Try your own security descriptions:

In [None]:
# Custom security descriptions for testing
custom_descriptions = [
    "Ransomware encrypted files and demanded Bitcoin payment",
    "Insider threat copied sensitive documents to USB drive",
    "Social engineering attack tricked users into revealing passwords",
    "DDoS attack overwhelmed web servers with traffic",
    "Zero-day exploit bypassed all security controls"
]

print("=== CUSTOM MITRE ATT&CK CLASSIFICATIONS ===")
for i, desc in enumerate(custom_descriptions, 1):
    technique = classify_mitre_attack(desc)
    print(f"{i}. {desc}")
    print(f"   → MITRE ATT&CK Technique: {technique}\n")

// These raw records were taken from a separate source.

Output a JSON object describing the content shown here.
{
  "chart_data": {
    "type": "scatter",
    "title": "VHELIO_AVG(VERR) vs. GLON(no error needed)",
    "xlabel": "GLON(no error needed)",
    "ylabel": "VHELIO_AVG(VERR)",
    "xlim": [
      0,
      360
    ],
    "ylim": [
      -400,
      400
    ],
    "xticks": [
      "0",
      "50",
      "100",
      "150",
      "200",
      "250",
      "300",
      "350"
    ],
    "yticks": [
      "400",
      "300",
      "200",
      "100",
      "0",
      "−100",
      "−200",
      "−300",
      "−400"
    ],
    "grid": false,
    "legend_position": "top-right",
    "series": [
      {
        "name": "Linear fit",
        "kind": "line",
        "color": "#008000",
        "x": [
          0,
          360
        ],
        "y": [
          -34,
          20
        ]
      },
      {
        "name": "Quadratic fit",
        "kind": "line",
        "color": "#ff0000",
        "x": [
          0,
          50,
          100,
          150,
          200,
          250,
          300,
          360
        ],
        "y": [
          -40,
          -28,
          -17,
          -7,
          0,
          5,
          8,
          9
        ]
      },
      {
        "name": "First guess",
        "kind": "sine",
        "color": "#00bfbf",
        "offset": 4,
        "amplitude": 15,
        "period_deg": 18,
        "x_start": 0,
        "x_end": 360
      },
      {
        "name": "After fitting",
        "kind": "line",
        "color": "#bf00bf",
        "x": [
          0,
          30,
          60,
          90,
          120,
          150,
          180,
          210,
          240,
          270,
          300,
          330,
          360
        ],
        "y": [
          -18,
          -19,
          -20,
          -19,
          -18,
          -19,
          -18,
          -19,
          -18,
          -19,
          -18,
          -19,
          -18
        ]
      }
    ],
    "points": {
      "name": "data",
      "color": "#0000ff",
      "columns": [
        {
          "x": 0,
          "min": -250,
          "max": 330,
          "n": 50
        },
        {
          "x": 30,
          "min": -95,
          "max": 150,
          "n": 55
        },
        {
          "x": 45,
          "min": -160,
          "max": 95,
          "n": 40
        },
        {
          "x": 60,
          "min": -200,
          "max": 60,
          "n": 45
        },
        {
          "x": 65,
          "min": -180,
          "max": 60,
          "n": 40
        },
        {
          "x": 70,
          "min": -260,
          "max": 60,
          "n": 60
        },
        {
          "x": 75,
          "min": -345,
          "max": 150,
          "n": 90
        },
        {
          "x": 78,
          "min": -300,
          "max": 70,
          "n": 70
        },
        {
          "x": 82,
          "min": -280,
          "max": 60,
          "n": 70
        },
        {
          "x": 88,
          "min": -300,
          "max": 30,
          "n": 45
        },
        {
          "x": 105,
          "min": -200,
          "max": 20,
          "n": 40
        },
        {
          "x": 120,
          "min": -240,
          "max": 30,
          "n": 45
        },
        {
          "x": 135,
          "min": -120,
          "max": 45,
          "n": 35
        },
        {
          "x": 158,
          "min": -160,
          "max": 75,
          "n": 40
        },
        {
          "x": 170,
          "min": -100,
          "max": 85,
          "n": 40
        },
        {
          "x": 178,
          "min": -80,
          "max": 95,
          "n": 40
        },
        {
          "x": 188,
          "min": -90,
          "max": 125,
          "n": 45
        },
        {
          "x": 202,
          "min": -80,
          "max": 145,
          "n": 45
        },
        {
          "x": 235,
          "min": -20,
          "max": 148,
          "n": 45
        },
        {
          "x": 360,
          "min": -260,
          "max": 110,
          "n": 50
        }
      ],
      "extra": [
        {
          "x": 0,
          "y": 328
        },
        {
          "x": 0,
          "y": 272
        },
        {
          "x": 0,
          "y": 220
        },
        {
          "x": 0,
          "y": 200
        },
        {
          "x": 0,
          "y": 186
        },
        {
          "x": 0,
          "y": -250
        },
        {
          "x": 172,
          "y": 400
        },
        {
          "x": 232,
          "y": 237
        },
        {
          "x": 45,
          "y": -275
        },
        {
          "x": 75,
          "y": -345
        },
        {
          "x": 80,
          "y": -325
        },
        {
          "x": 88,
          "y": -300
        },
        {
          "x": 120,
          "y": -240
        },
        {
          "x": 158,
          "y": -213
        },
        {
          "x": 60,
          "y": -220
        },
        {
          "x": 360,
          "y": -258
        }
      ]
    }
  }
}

print("=== CUSTOM CVSS CLASSIFICATIONS ===")
sample_vuln = custom_descriptions[0]  # Use first description
print(f"Analyzing: {sample_vuln}\n")

for metric, choices in cvss_tests[:2]:  # Test first 2 metrics
    result = classify_cvss_metric(sample_vuln, metric, choices)
    print(f"{metric}: {result}")

## Interactive Classification

Add your own security descriptions for classification:

In [None]:
# Interactive classification - modify this cell with your own descriptions
your_security_description = "Enter your security incident description here"

if your_security_description != "Enter your security incident description here":
    print("=== YOUR CUSTOM CLASSIFICATION ===")
    print(f"Description: {your_security_description}\n")
    
    # MITRE ATT&CK classification
    mitre_result = classify_mitre_attack(your_security_description)
    print(f"MITRE ATT&CK Technique: {mitre_result}")
    
    # CVSS classification for Attack Vector
    cvss_result = classify_cvss_metric(
        your_security_description, 
        "Attack Vector", 
        ["Network", "Adjacent", "Local", "Physical"]
    )
    print(f"CVSS Attack Vector: {cvss_result}")
else:
    print("Replace the placeholder text above with your security description to test classification!")

## Classification Summary

This notebook demonstrates how to use the Cisco Foundation Security model via SageMaker endpoint for:

- **MITRE ATT&CK Technique Classification**: Mapping security contexts to specific attack techniques
- **CVSS Metric Classification**: Categorizing vulnerabilities across different CVSS dimensions
- **Custom Security Classification**: Adapting the approach for your specific use cases

The model excels at these classification tasks due to its security-focused training and the few-shot learning approach used in the prompts.